Our work on payment and access to AD therapies has contributed the following insights:
- The expected clinical and economic value of treating MCI and mild AD will differ significantly by age and the nature of the treatment effect (e.g. its persistence, improvements in cognition vs. function etc.). This will make value assessment context- and (likely) payer-specific.
- Payers may opt to pursue payment models that reduce their short-term costs, largely because of the uncertainty of the benefits, and (in younger patients) the risk of patients switching between plans. Two basic types of payment models that may be considered include indication-based pricing and outcome-based contracts. Such payment models would most likely require investment in real-world evidence generation and adjudication. (We published foundational work on innovative payment models and the market failures they address in this paper.)
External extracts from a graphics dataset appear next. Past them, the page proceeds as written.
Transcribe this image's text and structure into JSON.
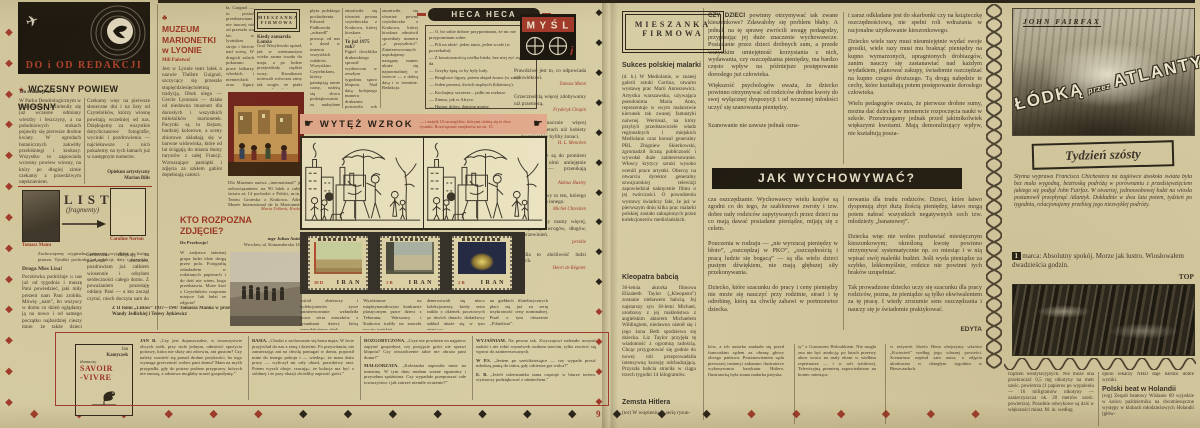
{
  "colors": {
    "paper": "#d7cda4",
    "red": "#9d3326",
    "ink": "#38322a",
    "pink": "#e3aa8e",
    "black": "#1e1a12"
  },
  "icons": {
    "plane": "✈",
    "star": "★",
    "club": "♣",
    "hand_right": "☛",
    "diamond": "◆"
  },
  "page_number": "9",
  "decor": {
    "left_edge": {
      "glyph": "◆",
      "pattern": "rrrrrrrrrrrrr"
    },
    "gutter": {
      "glyph": "◆",
      "pattern": "kkkkkkkkkkrrrr"
    },
    "bottom": {
      "glyph": "◆",
      "pattern": "rrrrrrkkkkkkkkkkrrrrrr"
    }
  },
  "redakcja": {
    "panel_title": "DO i OD REDAKCJI",
    "headline": "WCZESNY POWIEW WIOSNY",
    "kicker": "Do redakcji nr 1",
    "col1": "W Parku Dendrologicznym w Przelewicach zazieleniły się już wczesne odmiany wierzby i leszczyny, a na południowych stokach pojawiły się pierwsze drobne kwiaty. W ogrodach botanicznych zakwitły przebiśniegi i krokusy. Wszystko to zapowiada wczesny powiew wiosny, na który po długiej zimie czekamy z prawdziwym utęsknieniem.",
    "col2": "Czekamy więc na pierwsze słoneczne dni i na listy od Czytelników, którzy wiosnę powitają wcześniej od nas. Dziękujemy za wszystkie dotychczasowe fotografie, wycinki i pozdrowienia — najciekawsze z nich pokażemy na tych łamach już w następnym numerze.",
    "sig1": "Opiekun artystyczny",
    "sig2": "Marian Bilis"
  },
  "listy": {
    "title": "LISTY",
    "subtitle": "(fragmenty)",
    "name1": "Tomasz Mann",
    "name2": "Caroline Norton",
    "intro": "Zachowujemy oryginalną pisownię wyjątków z listów pisarza. Tytuliki pochodzą od redakcji; daty i nazwiska adresatów podajemy w nawiasach.",
    "salutation": "Droga Miss Lisa!",
    "col1": "Pocztówka podróżuje u nas już od tygodnia i muszę Pani powiedzieć, jaki miły prezent nam Pani zrobiła. Mówię „nam”, bo wszyscy w domu co dzień oglądamy ją na nowo i od samego początku najbardziej cieszy mnie, że także dzieci reagują na jej dobroć i prostotę.",
    "col2": "Serdecznie dziękuję za pierwsze obietnice, pozdrawiam już całkiem wiosennie i odsyłam serdeczności całego domu. Z poważaniem pozostaję oddany Pani — a kto zaczął czytać, niech doczyta sam do końca.",
    "caption": "Z II tomu „Listów” 1937—1947 Tomasza Manna w przekładzie Wandy Jedlickiej i Teresy Jętkiewicz"
  },
  "savoir": {
    "a1": "Jan",
    "a2": "Kamyczek",
    "mid": "tłumaczy",
    "t1": "SAVOIR",
    "t2": "-VIVRE"
  },
  "qa": {
    "col1": [
      {
        "lead": "JAN B.",
        "text": "„Czy jest dopuszczalne, w towarzystwie obcych osób, przy stole jednym, odmówić spożycia potrawy, która nie służy ani zdrowiu, ani gustom? Czy należy wznieść się ponad drobne przykrości, bo tego wymaga grzeczność wobec pani domu? Mam na myśli przypadki, gdy do potraw podano przyprawy, których nie znoszę, a odmowa mogłaby urazić gospodynię.”"
      }
    ],
    "col2": [
      {
        "lead": "BASIA.",
        "text": "„Chodzi o zachowanie się brata męża. W lecie przyjechał do nas z żoną i dziećmi. Po przywitaniu, nie zamierzając ani na chwilę pomagać w domu, poprosił mnie do innego pokoju i — wiedząc, że mam dużo pracy — wyliczył mi cały obiad, prawdziwy raut. Potem wyszli oboje, rzucając, że kolacja ma być o siódmej i że przy okazji chcieliby zaprosić gości.”"
      }
    ],
    "col3": [
      {
        "lead": "ROZGORYCZONA.",
        "text": "„Czyż nie powinien on najpierw zapytać gospodyni, czy przyjęcie gości nie sprawi kłopotu? Czy oświadczenie takie nie obraża pani domu?”"
      },
      {
        "lead": "MAŁGORZATA.",
        "text": "„Koleżanka zaprosiła mnie na imieniny. W tym dniu miałam ważne egzaminy i przyszłam spóźniona. Czy wypadało przepraszać całe towarzystwo i jak zatrzeć niemiłe wrażenie?”"
      }
    ],
    "col4": [
      {
        "lead": "WYJAŚNIAM.",
        "text": "Na pewno tak. Zwyczajowi należało uczynić zadość i nie robić wymówek osobom trzecim, tylko zwrócić się wprost do zainteresowanych."
      },
      {
        "lead": "W P.S.",
        "text": "„Jestem po sześćdziesiątce — czy wypada prosić młodszą panią do tańca, gdy orkiestra gra walca?”"
      },
      {
        "lead": "E. B.",
        "text": "„Jeżeli solenizantka sama częstuje w biurze tortem, wystarczy podziękować z uśmiechem.”"
      }
    ]
  },
  "muzeum": {
    "title1": "MUZEUM",
    "title2": "MARIONETKI",
    "title3": "w LYONIE",
    "kicker": "Mili Państwo!",
    "col1": "Jest w Lyonie teatr lalek o nazwie Théâtre Guignol, szczycący się przeszło stupięćdziesięcioletnią tradycją. Obok niego — Cercle Lyonnais — działa od niedawna muzeum dla dorosłych i wszystkich miłośników marionetek. Pacynki są tu lżejsze, bardziej kolorowe, a sceny zbiorowe układają się w barwne widowiska, które od lat ściągają do miasta tłumy turystów z całej Francji. Wzruszające pamiątki i zdjęcia za szkłem gablot dopełniają całości.",
    "col2": "ła, Guignol — to postać przedstawiana nie inaczej niż od przeszło stu lat: w lyońskim stroju i birecie nad sceną. W drugich salach pokazano prace lalkarzy włoskich i niemieckich oraz figury „La Scali” wykonane dla dzieci.",
    "below": "Dla Muzeum nazwa „international” jest zobowiązaniem: na 90 lalek z całego świata aż 14 pochodzi z Polski, m.in. z Teatru Groteska z Krakowa. Adres: Musée International de la Marionnette, rue de Gadagne, Lyon, France.",
    "sig": "Maria Tolkmit, Kraków"
  },
  "mini_mieszanka": {
    "box1": "MIESZANKA",
    "box2": "FIRMOWA",
    "head": "Kiedy zamarzła Łomża",
    "body": "Graf Wasylewski opisał, jak w osiemnastym wieku sanna trwała do maja, a po lodzie przejeżdżały ciężkie wozy. Kronikarze notowali wówczas zimy tak srogie, że ptaki zamarzały w locie."
  },
  "kto": {
    "t1": "KTO ROZPOZNA",
    "t2": "ZDJĘCIE?",
    "kicker": "Do Przekroju!",
    "body": "W zadymce śnieżnej grupa ludzi idzie drogą przez pola. Fotografię odnalazłem w rodzinnych papierach i do dziś nie wiem, kogo przedstawia. Może ktoś z Czytelników rozpozna miejsce lub ludzi ze zdjęcia?",
    "sig1": "mgr Julian Aniok",
    "sig2": "Wrocław, ul. Komandorska 141"
  },
  "center_cols": {
    "a": "płyta polskiego pochodzenia. Edward Fiałkowski „odszedł” prosząc od nas o dział w imieniu wszystkich rodaków. Wszystkim Czytelnikom, którzy pamiętają tamte czasy, należą się słowa podziękowania za nadsyłane wspomnienia, wycinki i fotografie sprzed lat.",
    "b_head": "To już 1975 rok?",
    "b": "Figiel chochlika drukarskiego sprawił wydawcom w zeszłym tygodniu sporo kłopotu. Nad datą kolejnego numeru drukarnia postawiła rok 1975 zamiast 1969 i nikt tego nie zauważył, aż pierwsi Czytelnicy zaczęli nadsyłać listy z pytaniem, czy redakcja nie wybiera się w podróż w czasie.",
    "c": "zmartwiła się również pewna czytelniczka z Krakowa, której kioskarz odmówił sprzedaży numeru „z przyszłości”. Zainteresowanych uspokajamy: następny numer ukaże się najnormalniej w świecie — z dobrą datą i w terminie. Redakcja."
  },
  "heca": {
    "title": "HECA HECA",
    "lines": [
      "— O, bo sobie dobrze przypominam, że nic nie przypominam sobie.",
      "— Pili na złość: jeden tanio, jeden wcale (w poczekalni).",
      "— Z kosztownością wielka bieda, bez niej żyć się nie da.",
      "— Grzyby śpią, to by były ludy.",
      "— Bezgłowe figury, potem złapał żuraw (w zoo).",
      "— Jeden prezent, dwóch mądrych (bliźniacy).",
      "— Kochajmy szczerze... jadło na rozkurz.",
      "— Zimno, jak w Afryce.",
      "— Humor dobry, dansing marny.",
      "— Mąż, żona, mózg można mieć wspólny (u krewnych)."
    ],
    "footer": "Wynotowali z listów i prasy Czytelnicy: Jadwiga W. z Warszawy, K. B. z Gniezna, Tadeusz M. i Wiesława C. z Wrocławia, Krystyna P. z Katowic. Podziękowania i pozdrowienia!"
  },
  "mysl": {
    "logo": "M Y Ś L",
    "i": "i",
    "quotes": [
      {
        "t": "Prawdziwe jest to, co odpowiada człowiekowi.",
        "a": "Tomasz Mann"
      },
      {
        "t": "Grzecznością więcej zdobywamy niż przemocą.",
        "a": "Fryderyk Chopin"
      },
      {
        "t": "Niektórzy znacznie więcej wiedzą o kobietach niż kobiety — inaczej także byliby żonaci.",
        "a": "H. L. Mencken"
      },
      {
        "t": "Słowa podobne są do promieni X. Jeśli się nimi umiejętnie posługiwać — przenikają wszystko.",
        "a": "Aldous Huxley"
      },
      {
        "t": "Człowiek zdrowy to ten, którego co dzień boli co innego.",
        "a": "Michel Chrestien"
      },
      {
        "t": "Czterech rzeczy mamy więcej, niż myślimy: wrogów, długów, lat i przewinień.",
        "a": "perskie"
      },
      {
        "t": "Perfidia to złośliwość ludzi słabych.",
        "a": "Henri de Régnier"
      }
    ]
  },
  "wytez": {
    "title": "WYTĘŻ WZROK",
    "note": "— i znajdź 10 szczegółów, którymi różnią się te dwa rysunki. Rozwiązanie znajdziesz na str. 15."
  },
  "stamps": {
    "country": "IRAN",
    "s1": "50 D",
    "s2": "1 R",
    "s3": "2 R",
    "notes": [
      "wśród zbieraczy i kolekcjonerów żywe zainteresowanie wzbudziła nowa seria znaczków z rysunkami dzieci, którą reprodukujemy obok.",
      "Wyróżnione na międzynarodowym konkursie plastycznym prace dzieci z Teheranu, Warszawy i Krakowa trafiły na znaczki poczty irańskiej.",
      "denerwowali się nieco kolekcjonerzy, kiedy seria znikła z okienek pocztowych po dwóch dniach; dodatkowy nakład ukaże się w tym miesiącu.",
      "na giełdach filatelistycznych płaci się już za serię trzykrotność ceny nominalnej. Pisał o tym obszernie „Filatelista”."
    ]
  },
  "mieszanka": {
    "box1": "MIESZANKA",
    "box2": "FIRMOWA",
    "a1t": "Sukces polskiej malarki",
    "a1b": "(d. h.) W Mediolanie, w znanej galerii sztuki Cortina, otwarto wystawę prac Marii Antoszewicz. Artystka warszawska, używająca pseudonimu Maria Anto, reprezentuje w swym malarstwie kierunek tak zwanej fantastyki naiwnej. Wernisaż, na który przybyli przedstawiciele władz regionalnych i miejskich Mediolanu oraz konsul generalny PRL Zbigniew Skierkowski, zgromadził liczną publiczność i wywołał duże zainteresowanie. Włoscy krytycy sztuki wysoko ocenili prace artystki. Obecny na otwarciu dyrektor generalny szwajcarskiej telewizji zapowiedział nakręcenie filmu o jej twórczości. O powodzeniu wystawy świadczy fakt, że już w pierwszym dniu kilka prac malarki polskiej zostało zakupionych przez kolekcjonerów mediolańskich.",
    "a2t": "Kleopatra babcią",
    "a2b": "36-letnia aktorka filmowa Elizabeth Taylor („Kleopatra”) zostanie niebawem babcią. Jej najstarszy syn 18-letni Michael, urodzony z jej małżeństwa z angielskim aktorem Michaelem Wildingiem, niedawno ożenił się i jego żona Beth spodziewa się dziecka. Liz Taylor przyjęła tę wiadomość z ogromną radością. Chcąc przygotować się godnie do nowej roli przeprowadziła intensywną kurację odchudzającą. Przyszła babcia straciła w ciągu trzech tygodni 14 kilogramów.",
    "a3t": "Zemsta Hitlera",
    "a3b": "(tor) W więzieniu za serię rysun-",
    "a3cont": "ków, a ich autorka znalazła się przed francuskim sądem za obrazę głowy obcego państwa. Postanowieniem sądu pierwszej instancji zakazano ilustratorce wykonywania karykatur Hitlera. Ilustratorką była znana malarka paryska."
  },
  "wych": {
    "lead_strong": "CZY DZIECI",
    "lead": " powinny otrzymywać tak zwane kieszonkowe? Zdawałoby się problem błahy. A jednak na tę sprawę zwrócili uwagę pedagodzy, przypisując jej duże znaczenie wychowawcze. Posiadanie przez dzieci drobnych sum, a przede wszystkim umiejętność korzystania z nich, wydawania, czy oszczędzania pieniędzy, ma bardzo często wpływ na późniejsze postępowanie dorosłego już człowieka.",
    "p2": "Większość psychologów uważa, że dziecko powinno otrzymywać od rodziców drobne kwoty do swej wyłącznej dyspozycji i od wczesnej młodości uczyć się szanowania pieniędzy.",
    "p3": "Szanowanie nie zawsze jednak ozna-",
    "c2p1": "i zaraz odkładane jest do skarbonki czy na książeczkę oszczędnościową, nie spełni roli wdrażania w racjonalne użytkowanie kieszonkowego.",
    "c2p2": "Dziecko wiele razy musi nieumiejętnie wydać swoje grosiki, wiele razy musi mu braknąć pieniędzy na kupno wymarzonych, upragnionych drobiazgów, zanim nauczy się zastanawiać nad każdym wydatkiem, planować zakupy, świadomie oszczędzać na kupno czegoś droższego. Tą drogą nabędzie te cechy, które kształtują potem postępowanie dorosłego człowieka.",
    "c2p3": "Wielu pedagogów uważa, że pierwsze drobne sumy, można dać dziecku w momencie rozpoczęcia nauki w szkole. Przestrzegamy jednak przed jakimikolwiek większymi kwotami. Mają demoralizujący wpływ, nie kształtują posza-",
    "banner": "JAK WYCHOWYWAĆ?",
    "b1": "cza oszczędzanie. Wychowawcy wielu krajów są zgodni co do tego, że szablonowe zwroty i tzw. dobre rady rodziców zapytywanych przez dzieci na co mają dawać posiadane pieniądze, mijają się z celem.\n\nPouczenia w rodzaju — „nie wyrzucaj pieniędzy w błoto”, „oszczędzaj w PKO”, „oszczędnością i pracą ludzie się bogacą” — są dla wielu dzieci pustym dźwiękiem, nie mają głębszej siły przekonywania.\n\nDziecko, które szacunku do pracy i ceny pieniędzy nie może się nauczyć przy rodzinie, straci i tę odrobinę, którą na chwilę zabawi w portmonetce dziecka.",
    "b2": "nowania dla trudu rodziców. Dzieci, które łatwo dysponują zbyt dużą ilością pieniędzy, łatwo mogą potem nabrać wszystkich negatywnych cech tzw. młodzieży „bananowej”.\n\nDziecka więc nie wolno pozbawiać miesięcznym kieszonkowym; określoną kwotę powinno otrzymywać systematycznie np. co miesiąc i w nią wpisać swój maleńki budżet. Jeśli wyda pieniądze za szybko, lekkomyślnie, rodzice nie powinni tych braków uzupełniać.\n\nTak prowadzone dziecko uczy się szacunku dla pracy rodziców, pozna, że pieniądze są tylko ekwiwalentem za tę pracę. I wtedy zrozumie sens oszczędzania i nauczy się je świadomie praktykować.",
    "sig": "EDYTA"
  },
  "kultura": {
    "c2": "ty” z Gustawem Holoubkiem. Nie mogła ona nie być atrakcją: po latach przerwy aktor wraca na mały ekran w wielkim repertuarze — i w roli tytułowej. Telewizyjną premierę zapowiedziano na koniec miesiąca.",
    "c3": "w reżyserii Józefa Hena obejrzymy wkrótce „Kwiecień” według jego własnej powieści. Scenariusz napisał sam autor, a zdjęcia ukończono w ubiegłym tygodniu w Bieszczadach."
  },
  "atlantyk": {
    "byline": "JOHN FAIRFAX",
    "t1": "ŁÓDKĄ",
    "mid": "przez",
    "t2": "ATLANTYK",
    "box": "Tydzień szósty",
    "intro": "Słynna wyprawa Francisca Chichestera na żaglówce dookoła świata była bez mała wygodną, beztroską podróżą w porównaniu z przedsięwzięciem jakiego się podjął John Fairfax. W otwartej, jednoosobowej łodzi na wiosła postanowił przepłynąć Atlantyk. Dokładnie w dwa lata potem, tydzień po tygodniu, relacjonujemy przebieg jego niezwykłej podróży.",
    "day": "1",
    "log": "marca: Absolutny spokój. Morze jak lustro. Wiosłowałem dwadzieścia godzin.",
    "sig": "TOP"
  },
  "holandia": {
    "col1": "rządzeń wentylacyjnych. Nie może ona przekraczać 0,5 mg nikotyny na metr sześc. powietrza (1 papieros po wypaleniu — 16 miligramów nikotyny — zanieczyszcza ok. 20 metrów sześc. powietrza). Poradnie odwykowe są dziś w większości miast. M. in. według",
    "intro2": "opinii lekarzy NHD daje bardzo dobre wyniki.",
    "head": "Polski beat w Holandii",
    "body": "(rog) Zespół beatowy Wiślanie 69 wyjedzie w końcu października na dwumiesięczne występy w klubach młodzieżowych Holandii (głów-"
  }
}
- Given the variable benefit observed in subgroups of AD patients (e.g. those with many comorbidities and a higher age may be less likely to benefit than those who are younger and less advanced in their disease), payers and policy-makers will soon need to address the allocation of limited resources (specialist capacity, funding, diagnostic and infusion capacity, among others) to achieve the best possible outcomes. This will be highly dependent on legal, ethical, economic and political factors (including future decision-making by CMS related to Medicare coverage). To inform such decision-making, more evidence related to disease and treatment modeling as well as disease burden (incl. caregiver and societal implications of AD and disease-modifying therapies) needs to be presented.
Hope for millions of people
Despite these challenges and the unanswered questions about lecanemab and the broader disease area, results reported last week should be a source of hope for millions of patients and their families. As we await the detailed results from lecanemab’s Phase III trial, we have much work to do on many fronts, from developing clinical pathways for diagnosis and treatment to addressing payment challenges.
If we get this right, however, the generation of our parents (and grandparents) may be the first one to benefit from a truly significant biomedical breakthrough, paving the way for even more effective interventions in the future.
Other experts who have contributed to the work referenced above include Soeren Mattke, Bryan Tysinger, Peter Neumann, Paige Lin, Darius Lakdawalla, Tara Lavelle, Jeffrey Yu, Jenny Lam, Ron Handels and Sang Kyu Cho.